Their supposition would be questioned when, 16 days later, a 68-year-old named Nina Nichols was found dead in her apartment. As with the Latvian seamstress, Nichols had been sexually assaulted. She had been killed by a nylon stocking tied around her neck. The victim’s apartment bore signs of a burglary, but again most valuables had been left behind. Oddly the murderer appeared to have gone through Nichols’ mail and her address book.

Later that day, the body of another woman was found in the Boston suburb of Lynn, some 25 kilometres to the north. The victim, 65-year-old Helen Blake, had been sexually assaulted and strangled with a nylon stocking. Her apartment had been ransacked.

After the discovery of two bodies in a single day, the Boston Police Department issued a warning to all women in the area, advising them to be wary of strangers and to ensure every door was locked. All detectives in the force were transferred to the case, police holidays were postponed, and a thorough investigation of all known sex offenders was undertaken.

However, these efforts did nothing to prevent the Boston Strangler, as he had come to be known, from striking again.

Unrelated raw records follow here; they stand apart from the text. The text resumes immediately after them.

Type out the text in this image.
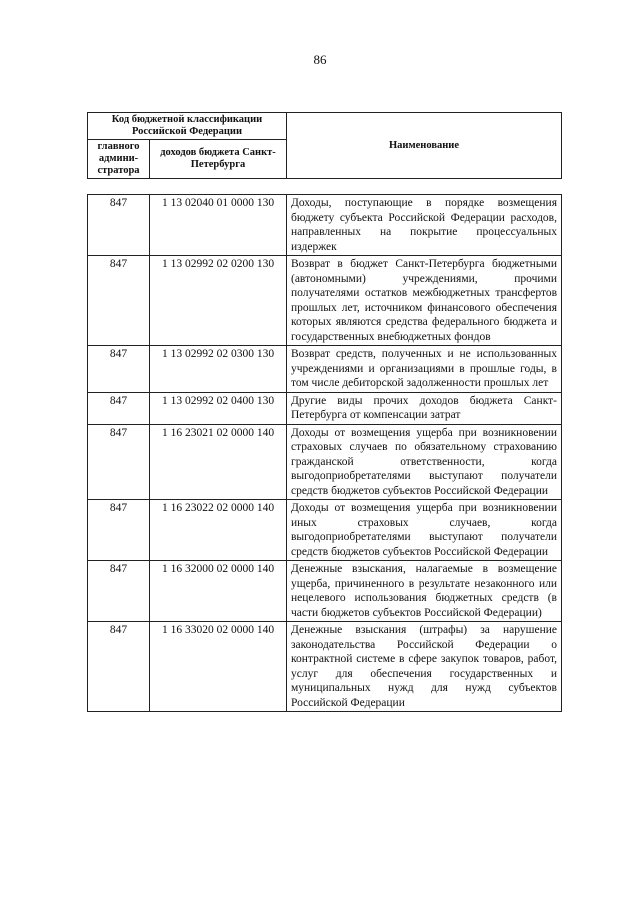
86
Код бюджетной классификации Российской Федерации		Наименование
главного админи-стратора	доходов бюджета Санкт-Петербурга	
847	1 13 02040 01 0000 130	Доходы, поступающие в порядке возмещения бюджету субъекта Российской Федерации расходов, направленных на покрытие процессуальных издержек
847	1 13 02992 02 0200 130	Возврат в бюджет Санкт-Петербурга бюджетными (автономными) учреждениями, прочими получателями остатков межбюджетных трансфертов прошлых лет, источником финансового обеспечения которых являются средства федерального бюджета и государственных внебюджетных фондов
847	1 13 02992 02 0300 130	Возврат средств, полученных и не использованных учреждениями и организациями в прошлые годы, в том числе дебиторской задолженности прошлых лет
847	1 13 02992 02 0400 130	Другие виды прочих доходов бюджета Санкт-Петербурга от компенсации затрат
847	1 16 23021 02 0000 140	Доходы от возмещения ущерба при возникновении страховых случаев по обязательному страхованию гражданской ответственности, когда выгодоприобретателями выступают получатели средств бюджетов субъектов Российской Федерации
847	1 16 23022 02 0000 140	Доходы от возмещения ущерба при возникновении иных страховых случаев, когда выгодоприобретателями выступают получатели средств бюджетов субъектов Российской Федерации
847	1 16 32000 02 0000 140	Денежные взыскания, налагаемые в возмещение ущерба, причиненного в результате незаконного или нецелевого использования бюджетных средств (в части бюджетов субъектов Российской Федерации)
847	1 16 33020 02 0000 140	Денежные взыскания (штрафы) за нарушение законодательства Российской Федерации о контрактной системе в сфере закупок товаров, работ, услуг для обеспечения государственных и муниципальных нужд для нужд субъектов Российской Федерации
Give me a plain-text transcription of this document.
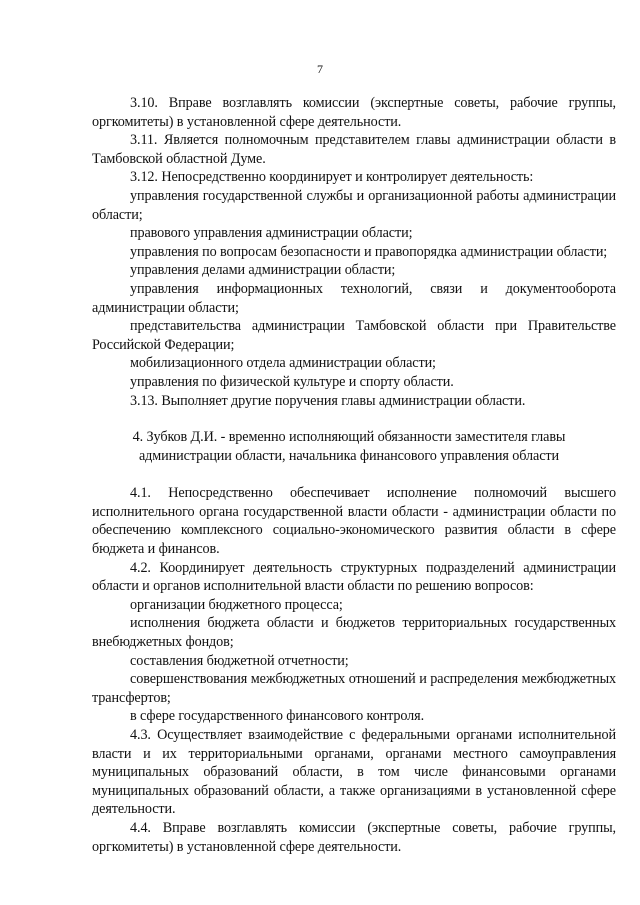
7

3.10. Вправе возглавлять комиссии (экспертные советы, рабочие группы, оргкомитеты) в установленной сфере деятельности.

3.11. Является полномочным представителем главы администрации области в Тамбовской областной Думе.

3.12. Непосредственно координирует и контролирует деятельность:

управления государственной службы и организационной работы администрации области;

правового управления администрации области;

управления по вопросам безопасности и правопорядка администрации области;

управления делами администрации области;

управления информационных технологий, связи и документооборота администрации области;

представительства администрации Тамбовской области при Правительстве Российской Федерации;

мобилизационного отдела администрации области;

управления по физической культуре и спорту области.

3.13. Выполняет другие поручения главы администрации области.

4. Зубков Д.И. - временно исполняющий обязанности заместителя главы администрации области, начальника финансового управления области

4.1. Непосредственно обеспечивает исполнение полномочий высшего исполнительного органа государственной власти области - администрации области по обеспечению комплексного социально-экономического развития области в сфере бюджета и финансов.

4.2. Координирует деятельность структурных подразделений администрации области и органов исполнительной власти области по решению вопросов:

организации бюджетного процесса;

исполнения бюджета области и бюджетов территориальных государственных внебюджетных фондов;

составления бюджетной отчетности;

совершенствования межбюджетных отношений и распределения межбюджетных трансфертов;

в сфере государственного финансового контроля.

4.3. Осуществляет взаимодействие с федеральными органами исполнительной власти и их территориальными органами, органами местного самоуправления муниципальных образований области, в том числе финансовыми органами муниципальных образований области, а также организациями в установленной сфере деятельности.

4.4. Вправе возглавлять комиссии (экспертные советы, рабочие группы, оргкомитеты) в установленной сфере деятельности.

On 19 August, a 75-year-old widow, Ida Irga, was murdered in the city’s West End. Efforts had been made to arrange the corpse to suggest an obstetrical examination; also, it faced the door so was the first thing seen upon entering. Although a pillowcase was knotted about her neck, Irga had died from manual strangulation.

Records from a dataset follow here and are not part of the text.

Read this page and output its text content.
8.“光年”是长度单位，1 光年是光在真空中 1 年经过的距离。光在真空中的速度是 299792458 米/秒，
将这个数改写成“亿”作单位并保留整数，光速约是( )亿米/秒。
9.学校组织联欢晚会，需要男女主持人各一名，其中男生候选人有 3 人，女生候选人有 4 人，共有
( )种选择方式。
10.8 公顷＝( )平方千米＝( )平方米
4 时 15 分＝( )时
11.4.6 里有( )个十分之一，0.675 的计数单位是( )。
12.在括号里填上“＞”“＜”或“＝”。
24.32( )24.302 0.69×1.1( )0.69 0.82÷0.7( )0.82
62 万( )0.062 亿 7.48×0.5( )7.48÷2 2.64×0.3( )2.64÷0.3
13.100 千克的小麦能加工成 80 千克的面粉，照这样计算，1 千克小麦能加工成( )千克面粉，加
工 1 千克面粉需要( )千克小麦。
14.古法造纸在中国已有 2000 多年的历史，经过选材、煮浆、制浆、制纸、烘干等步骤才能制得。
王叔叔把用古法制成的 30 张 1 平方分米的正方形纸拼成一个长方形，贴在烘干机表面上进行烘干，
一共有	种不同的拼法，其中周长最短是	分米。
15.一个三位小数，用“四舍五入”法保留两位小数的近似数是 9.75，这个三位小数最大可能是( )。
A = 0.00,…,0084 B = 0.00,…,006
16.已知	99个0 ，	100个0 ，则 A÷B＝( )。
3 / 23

Her body lay undiscovered for two days. Before it was found, the Strangler had already murdered another woman, a 67-year-old nurse named Jane Sullivan, on the other side of the city. Her body was found in the apartment bathtub, a nylon stocking knotted around her neck. But the corpse had been lying in the August heat for ten days and was in such a state of decomposition that police were unable to determine whether or not the victim had been sexually assaulted. Nonetheless, police estimated that Ida Irga and Jane Sullivan had been murdered within 24 hours of one another.

Many studying the Boston Strangler describe his murders as having taken place in two waves. The first begins with the 14 June 1962 murder of Anna Slesers, and ends less than ten weeks later with Jane Sullivan’s killing. What followed was more than three months of inactivity. When the Boston Strangler resumed, his preference in victims appeared to have switched from older to younger women.

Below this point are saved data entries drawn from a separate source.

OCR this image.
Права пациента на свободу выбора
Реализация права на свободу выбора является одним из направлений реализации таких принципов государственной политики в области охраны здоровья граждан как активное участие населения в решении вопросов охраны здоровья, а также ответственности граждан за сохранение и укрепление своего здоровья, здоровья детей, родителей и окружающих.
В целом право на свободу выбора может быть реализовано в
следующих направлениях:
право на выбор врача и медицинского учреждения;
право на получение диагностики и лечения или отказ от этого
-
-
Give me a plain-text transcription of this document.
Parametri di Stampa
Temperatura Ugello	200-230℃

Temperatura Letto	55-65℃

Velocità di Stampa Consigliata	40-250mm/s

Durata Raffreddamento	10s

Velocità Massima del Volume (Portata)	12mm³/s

The first victim of the second wave was Sophie Clark, an attractive 20-year-old medical student, murdered just a few blocks away from what had been Anna Slesers’ apartment. She had been strangled using a nylon stocking. A half slip had also been placed around her neck. This time there was no evidence of sexual assault, perhaps due to the fact she was menstruating. Semen was found close to her body on the living room rug.